Off-Leash Dog Training Like the Pros
Dogs belong in the outdoors—they're natural trackers and the love to run free. A walk it the park or down the street is great, but let them loose on a hiking trail or at the beach (when allowed) and you see the full extent of doggie enjoyment.
Of course, responsible dog owners know that taking a dog off-leash requires a lot of training. You need to ensure that your dog still obeys commands when you don't have physical control over them, so they don't get into—or cause—any trouble. If you let them go leash-free without any training, or without making sure their off-leash training has truly taken hold, you're exposing them to greater risks from cars, other dgs, and other hazards.
You're also opening yourself up to liability if your dog ends up causing or even being involved in a fight with another dog, or worse, a human. In almost all cases, an off-leash dog will be seen as the cause of the problem, no matter what the situation was. Proper off-leash training lets your dog enjoy being a dog, while keeping you and your dog protected.
Consistency is Key with Off-Leash Dog Training
Professional dog trainers focus on positive reinforcement when dogs properly obey commands, with quick corrections and a show of control when the dog fails to listen. Punishment doesn't work as well as strictly consistent training: praise every time they listen to a training command, immediate show of dominance and a physical correction of their behavior (if necessary) when they don't.
Being consistent can be hard, and takes a lot of patience on the part of the trainer, but the results you'll see make it well worthwhile. Once you get them listening to all of your commands during off-leash training, you'll be able to take your dog pretty much anywhere with the guarantee that they'll obey every command you give and resist their canine urges to take off after squirrels, cars, or anything else.

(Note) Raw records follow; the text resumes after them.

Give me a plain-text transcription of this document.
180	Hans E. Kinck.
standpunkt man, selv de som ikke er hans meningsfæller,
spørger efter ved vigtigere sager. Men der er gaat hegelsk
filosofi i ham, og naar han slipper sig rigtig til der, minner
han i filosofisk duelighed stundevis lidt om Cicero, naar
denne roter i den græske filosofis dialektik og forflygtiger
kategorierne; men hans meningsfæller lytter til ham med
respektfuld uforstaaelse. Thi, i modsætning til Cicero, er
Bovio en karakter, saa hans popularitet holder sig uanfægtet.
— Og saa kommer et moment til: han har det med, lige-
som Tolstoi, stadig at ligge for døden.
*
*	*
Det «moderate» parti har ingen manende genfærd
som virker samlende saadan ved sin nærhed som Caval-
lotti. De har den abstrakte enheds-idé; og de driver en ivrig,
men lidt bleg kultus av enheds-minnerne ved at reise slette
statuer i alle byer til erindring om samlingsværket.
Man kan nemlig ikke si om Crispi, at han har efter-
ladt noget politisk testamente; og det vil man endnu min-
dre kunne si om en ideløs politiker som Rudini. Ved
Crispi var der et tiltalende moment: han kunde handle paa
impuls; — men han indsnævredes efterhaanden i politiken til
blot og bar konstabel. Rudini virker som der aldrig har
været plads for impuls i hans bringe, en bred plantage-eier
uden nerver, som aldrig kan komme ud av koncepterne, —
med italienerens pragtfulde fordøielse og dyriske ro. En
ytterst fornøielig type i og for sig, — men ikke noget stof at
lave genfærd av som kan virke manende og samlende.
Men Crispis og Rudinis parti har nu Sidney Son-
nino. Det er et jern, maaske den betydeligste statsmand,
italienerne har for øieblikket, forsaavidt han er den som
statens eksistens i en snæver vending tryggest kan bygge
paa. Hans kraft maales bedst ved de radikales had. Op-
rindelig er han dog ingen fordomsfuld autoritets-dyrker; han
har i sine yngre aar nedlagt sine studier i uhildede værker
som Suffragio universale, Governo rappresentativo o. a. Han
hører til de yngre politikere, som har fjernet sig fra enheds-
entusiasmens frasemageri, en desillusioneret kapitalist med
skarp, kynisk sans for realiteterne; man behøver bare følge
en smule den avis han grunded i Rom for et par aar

During training, though, you still need a leash or training lead you can grab onto in order to physically restrain your dog when they fail to obey a command. Traditional dog leashes with looped handles are great for walking your dog on-leash, but the same loop that keeps the leash around your wrist can easily slip around your dog's paw while it's running off-leash—and that's no good.
Most professional dog trainers prefer "drag leads"—no-handle training leashes that can drag easily beside your dog without tripping them up. These make it easy to grab your leash and control your dog during every phase of their training, without the risk of them injuring themselves or simply being tripped up while they're running around. A shorter lead of about four feet will do if you're doing at-your-side off-leash training, but if you want your dog to be able to range farther afield and still obey all of your voice commands a longer leash of 25 or even 50 feet is recommended.
So grab your no-handle training lead and get to that off-leash training. Your dog will thank you!